According to the DCSF, ‘financial education is a cornerstone of PSHE‘ and has featured in the PSHE and Citizenship curricula at Key Stages 3 and 4 since 2002. So why, every day at the CAB, do I speak to young people – some of whom started Key Stage 3 in 2002 – who have signed up to credit agreements they don’t understand; or have fallen behind on their council tax to keep up their HP payments; or who believed the bailiffs when they said “Let us in or we’ll call the police”? Why do only 38% of 16-24s know how much they have in the bank? Remember – 17.6% of 18-24s are not in education, employment or training. If you don’t know how much of your £101.90 Jobseeker’s you’ve got for the rest of the fortnight, you’re probably in trouble.

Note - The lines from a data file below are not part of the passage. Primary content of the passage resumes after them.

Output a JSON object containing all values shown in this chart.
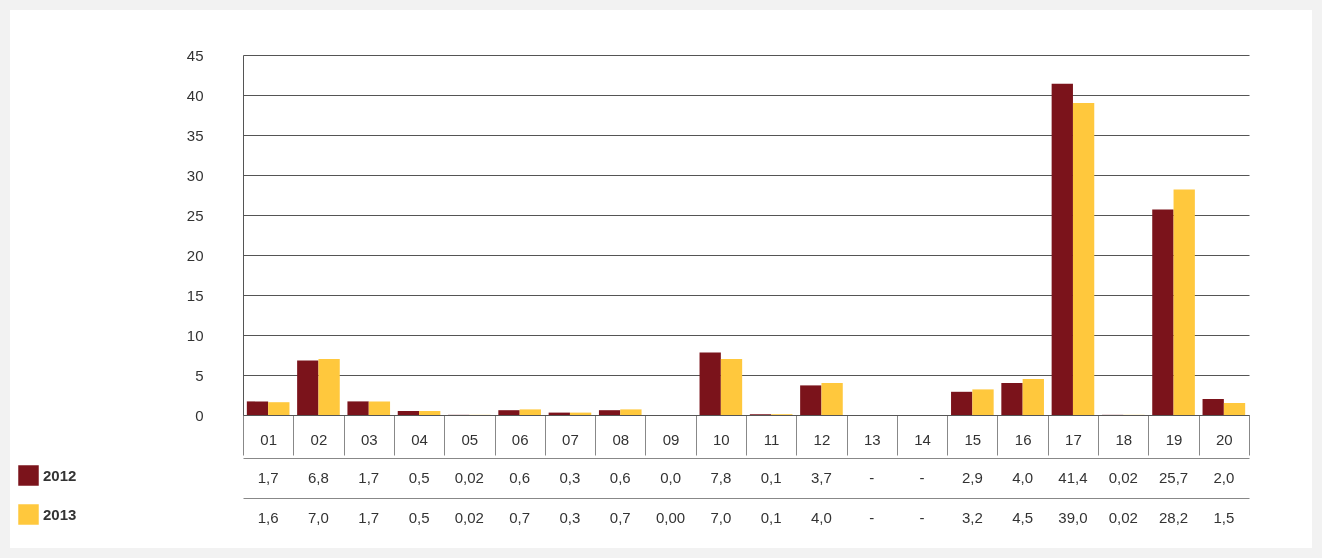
{
  "chart_data": {
    "type": "bar",
    "categories": [
      "01",
      "02",
      "03",
      "04",
      "05",
      "06",
      "07",
      "08",
      "09",
      "10",
      "11",
      "12",
      "13",
      "14",
      "15",
      "16",
      "17",
      "18",
      "19",
      "20"
    ],
    "series": [
      {
        "name": "2012",
        "color": "#7b131b",
        "values": [
          1.7,
          6.8,
          1.7,
          0.5,
          0.02,
          0.6,
          0.3,
          0.6,
          0.0,
          7.8,
          0.1,
          3.7,
          null,
          null,
          2.9,
          4.0,
          41.4,
          0.02,
          25.7,
          2.0
        ],
        "value_labels": [
          "1,7",
          "6,8",
          "1,7",
          "0,5",
          "0,02",
          "0,6",
          "0,3",
          "0,6",
          "0,0",
          "7,8",
          "0,1",
          "3,7",
          "-",
          "-",
          "2,9",
          "4,0",
          "41,4",
          "0,02",
          "25,7",
          "2,0"
        ]
      },
      {
        "name": "2013",
        "color": "#ffc83d",
        "values": [
          1.6,
          7.0,
          1.7,
          0.5,
          0.02,
          0.7,
          0.3,
          0.7,
          0.0,
          7.0,
          0.1,
          4.0,
          null,
          null,
          3.2,
          4.5,
          39.0,
          0.02,
          28.2,
          1.5
        ],
        "value_labels": [
          "1,6",
          "7,0",
          "1,7",
          "0,5",
          "0,02",
          "0,7",
          "0,3",
          "0,7",
          "0,00",
          "7,0",
          "0,1",
          "4,0",
          "-",
          "-",
          "3,2",
          "4,5",
          "39,0",
          "0,02",
          "28,2",
          "1,5"
        ]
      }
    ],
    "ylim": [
      0,
      45
    ],
    "yticks": [
      0,
      5,
      10,
      15,
      20,
      25,
      30,
      35,
      40,
      45
    ],
    "grid": "y",
    "legend": "bottom left"
  }
}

In the current curriculum, financial literacy appears tacked on. The DCSF website Teachernet points out that ‘it is not a compulsory teaching subject in its own right’, and lists a PSHE framework in which credit doesn’t get a mention. For younger children, financial education is centred around Child Trust Funds – a wonderful Labour policy, but the Child Poverty Action Group has raised concerns about the appropriateness of drawing children’s attention to their different families’ respective capacities for saving.
Moreover, the government-funded Personal Finance Education Group suggests bringing in ‘volunteers’ from HSBC for financial education lessons in primary schools. Is it just me, or is employing the banks to teach kids about money a bit like getting Playboy to teach them about sex?

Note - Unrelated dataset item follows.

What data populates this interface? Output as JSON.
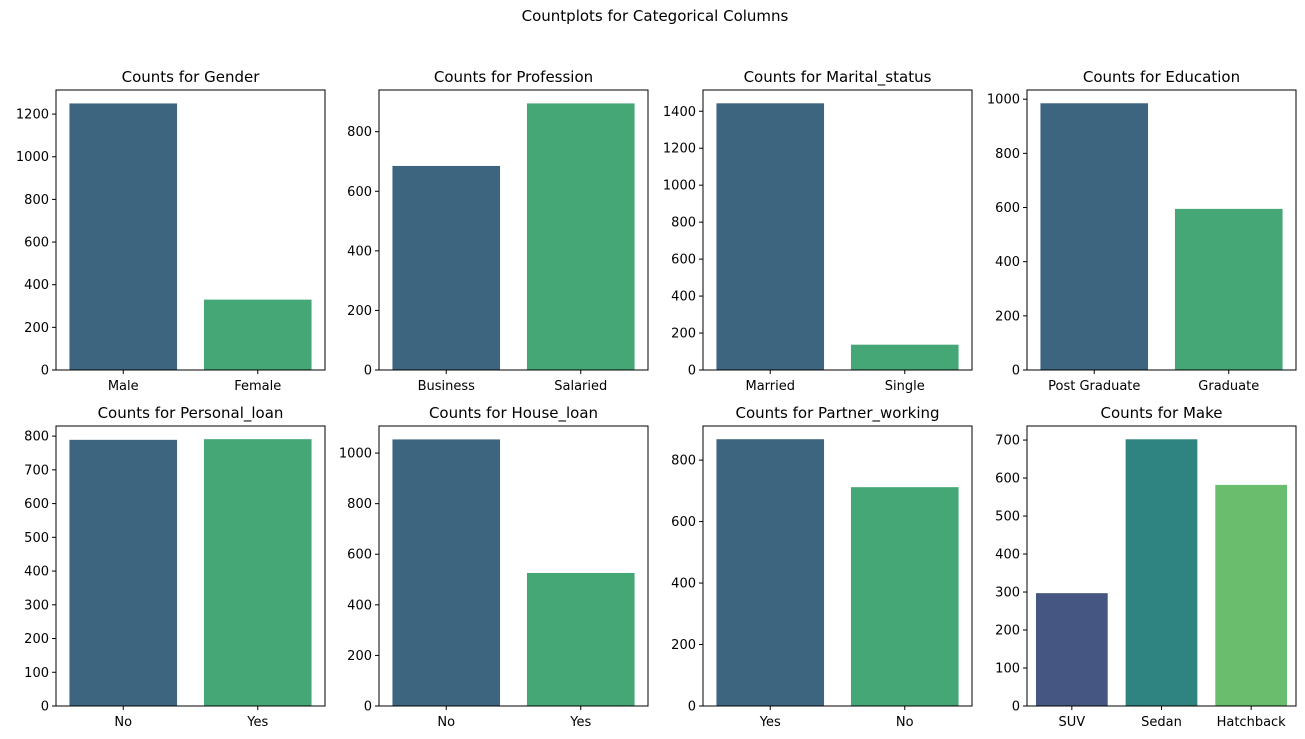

It’s that comparison between financial education and sex education that I find most compelling. If the papers are to be believed – and let’s pretend for a moment that they are – you can’t move for condoms in the schools these days. Kids have got sex ed coming – excuse the phrase – out of their ears, and rightly so: if young people are unprepared for sex they’re left open to major disruptions to their life, career prospects, psychological wellbeing and health.
But can’t we say the same of those young people unprepared for dealing with debt? Why isn’t financial responsibility given as much emphasis? Why not give them a JSA-sized wad of Monopoly money each, set them to making a budget and see if they remember to save some for the water bill? Why not get the local CAB or another debt advice agency in for an afternoon? It is another addition to an already crowded curriculum, and I’m sure any teachers reading this will ask where exactly I think this could be shoehorned in; but I’m also sure they can think of at least one thing they’d be happy to drop. One less Wake Up Shake Up session a week wouldn’t kill anyone, for instance.

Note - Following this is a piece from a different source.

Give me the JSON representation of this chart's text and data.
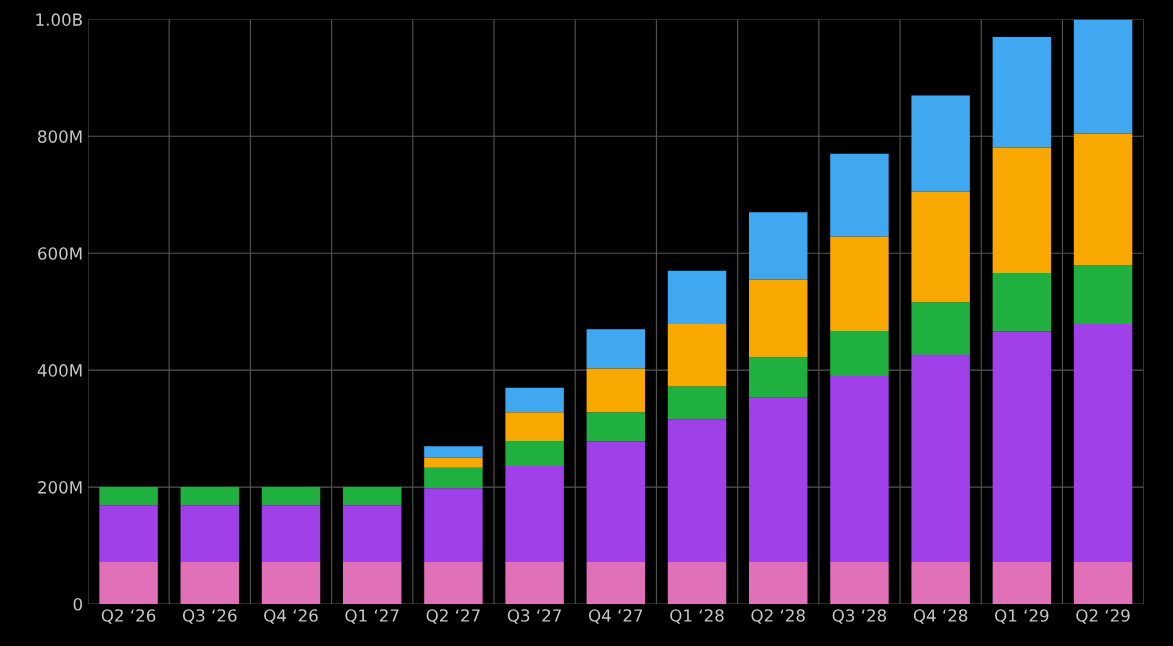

We can’t rely on parents to teach financial literacy – not only because so many parents are struggling with their own financial problems, but because so many young people have financial experiences significantly different from that of their parents. More young people than ever before are going to university – how can parents who live on weekly wages teach their children to budget for a thousand pounds per term? How can parents in receipt of housing benefit prepare their children for the responsibility of paying rent – or vice versa?
Increasing and improving the provision of financial education would be a vote-winner as well as a powerful weapon against poverty: according to a YouGov poll for Insight Investment, 87 per cent of people felt financial literacy should be introduced as a compulsory topic to the school curriculum. Make financial education compulsory; make it independent of the banks, and of anyone else who has an interest in getting young people into debt; and make it relevant to young people’s lives. Teach them about their rights when they sign a credit agreement. Teach them that no matter how many times the bank calls them, they need to pay their rent before they pay their credit card bill. Teach them about bailiffs. It will save us all a lot of money in the end.